Part III deals with the death of Prince Andrei’s father; Pierre’s visit to the young Natasha; and his visit to the battlefield of Borodino, where he wanders amidst the carnage, bombast and explosiveness of hand-to-hand combat and its skirmishes, cannons and the mingling of flesh, horses, earth and sky.
The film remains posey, conventional and more often opting for tableaus, rather than the more personal and interpretive look at the Napoleonic wars and their effect on the Russian people and country. But its sheer size soon casts a spell; that, and the dinning sound of battle. The camera will suddenly zoom up from the field, disclosing thousands of scurrying men, horses and battle gear, or it will watch one character face death near a sizzling bomb, or climb dizzily among the trees.

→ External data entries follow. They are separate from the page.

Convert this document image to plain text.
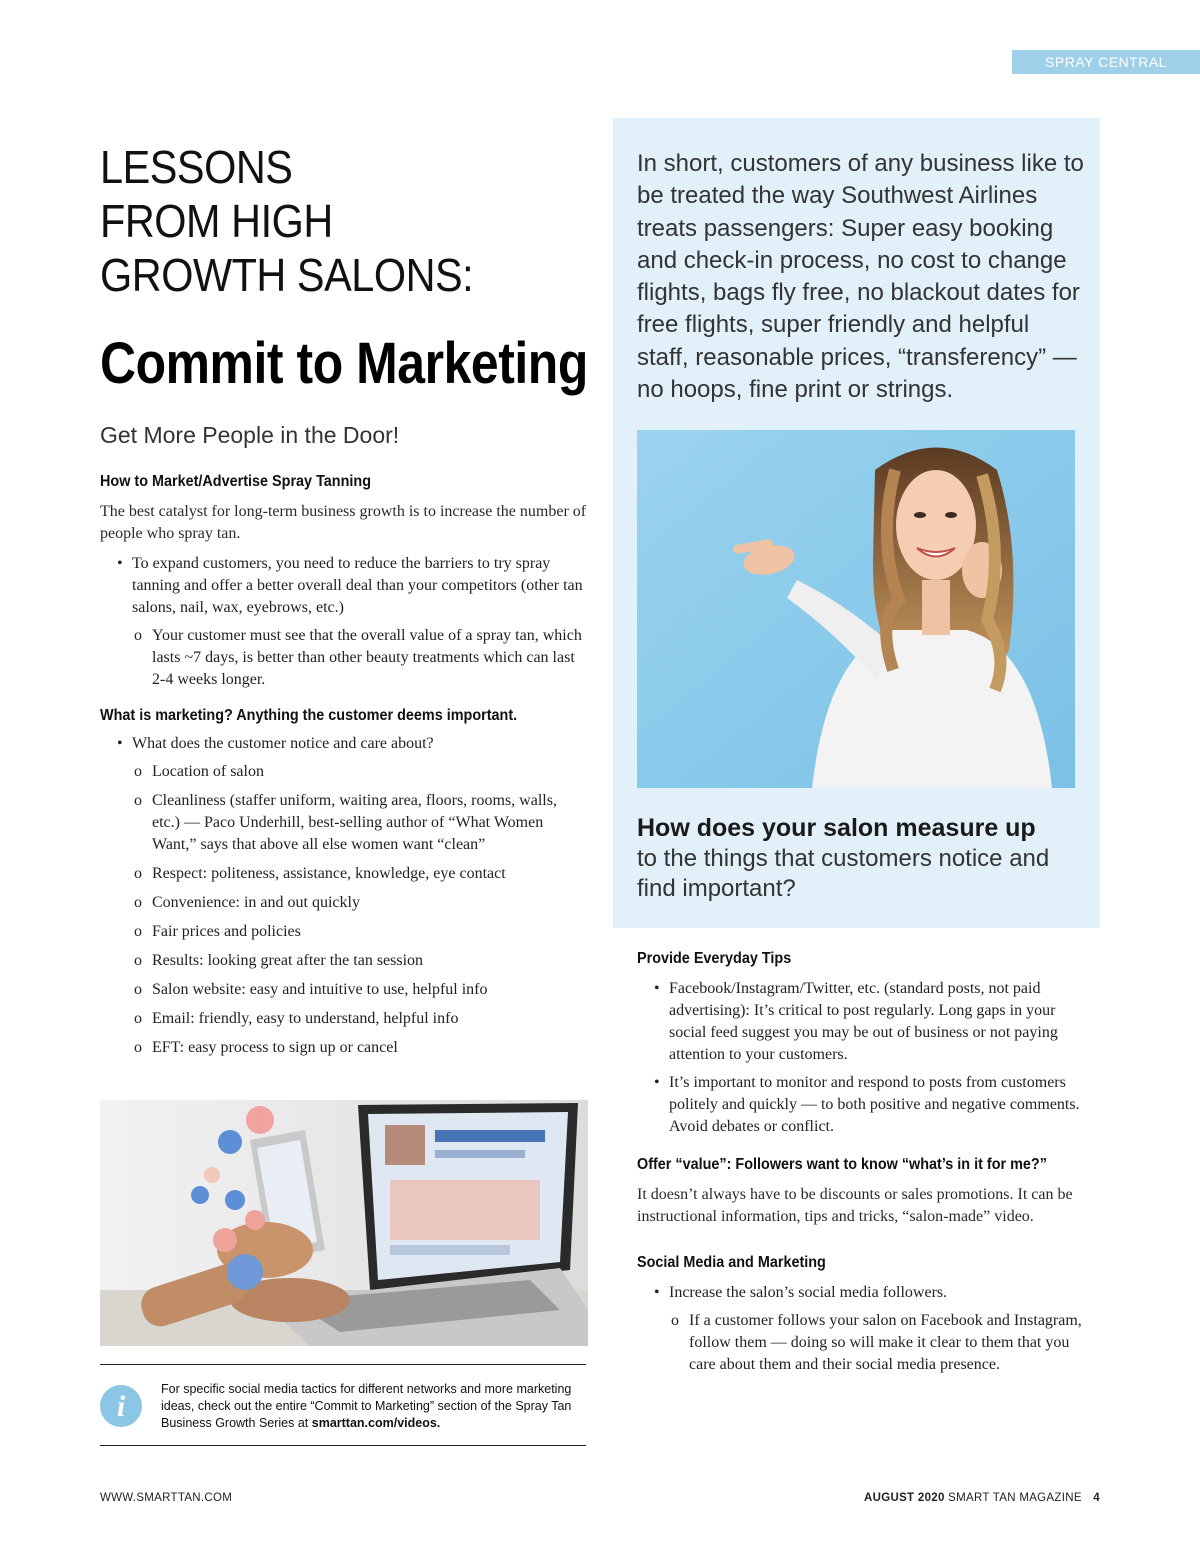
SPRAY CENTRAL
LESSONS
FROM HIGH
GROWTH SALONS:
Commit to Marketing
Get More People in the Door!
How to Market/Advertise Spray Tanning

The best catalyst for long-term business growth is to increase the number of people who spray tan.

• To expand customers, you need to reduce the barriers to try spray tanning and offer a better overall deal than your competitors (other tan salons, nail, wax, eyebrows, etc.)
o Your customer must see that the overall value of a spray tan, which lasts ~7 days, is better than other beauty treatments which can last 2-4 weeks longer.
What is marketing? Anything the customer deems important.
• What does the customer notice and care about?
o Location of salon
o Cleanliness (staffer uniform, waiting area, floors, rooms, walls, etc.) — Paco Underhill, best-selling author of “What Women Want,” says that above all else women want “clean”
o Respect: politeness, assistance, knowledge, eye contact
o Convenience: in and out quickly
o Fair prices and policies
o Results: looking great after the tan session
o Salon website: easy and intuitive to use, helpful info
o Email: friendly, easy to understand, helpful info
o EFT: easy process to sign up or cancel
i
For specific social media tactics for different networks and more marketing ideas, check out the entire “Commit to Marketing” section of the Spray Tan Business Growth Series at smarttan.com/videos.
In short, customers of any business like to be treated the way Southwest Airlines treats passengers: Super easy booking and check-in process, no cost to change flights, bags fly free, no blackout dates for free flights, super friendly and helpful staff, reasonable prices, “transferency” — no hoops, fine print or strings.
How does your salon measure up
to the things that customers notice and find important?
Provide Everyday Tips
• Facebook/Instagram/Twitter, etc. (standard posts, not paid advertising): It’s critical to post regularly. Long gaps in your social feed suggest you may be out of business or not paying attention to your customers.
• It’s important to monitor and respond to posts from customers politely and quickly — to both positive and negative comments. Avoid debates or conflict.
Offer “value”: Followers want to know “what’s in it for me?”

It doesn’t always have to be discounts or sales promotions. It can be instructional information, tips and tricks, “salon-made” video.

Social Media and Marketing
• Increase the salon’s social media followers.
o If a customer follows your salon on Facebook and Instagram, follow them — doing so will make it clear to them that you care about them and their social media presence.
WWW.SMARTTAN.COM	AUGUST 2020 SMART TAN MAGAZINE 4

Sergei Bondarchuk has stayed completely with the Tolstoy novel and translated it ambitiously to the screen. It sometimes, therefore, appears literary but has an epic drive that manages to overcome its academic trappings.
A man’s leg shot off, and his quizzical look as awareness dawns; horses hurtling off their feet; cannon exploding; men rallying, running, withdrawing, going on again. All this begins to take on a hypnotic quality, and somehow the logistics of battle are clear. Napoleon, in the midst of hundreds of bodies, brooding, is the final shot as a series of frozen stills front for a stentorian voice extolling the victory of the Russian moral drive over the French will of conquest.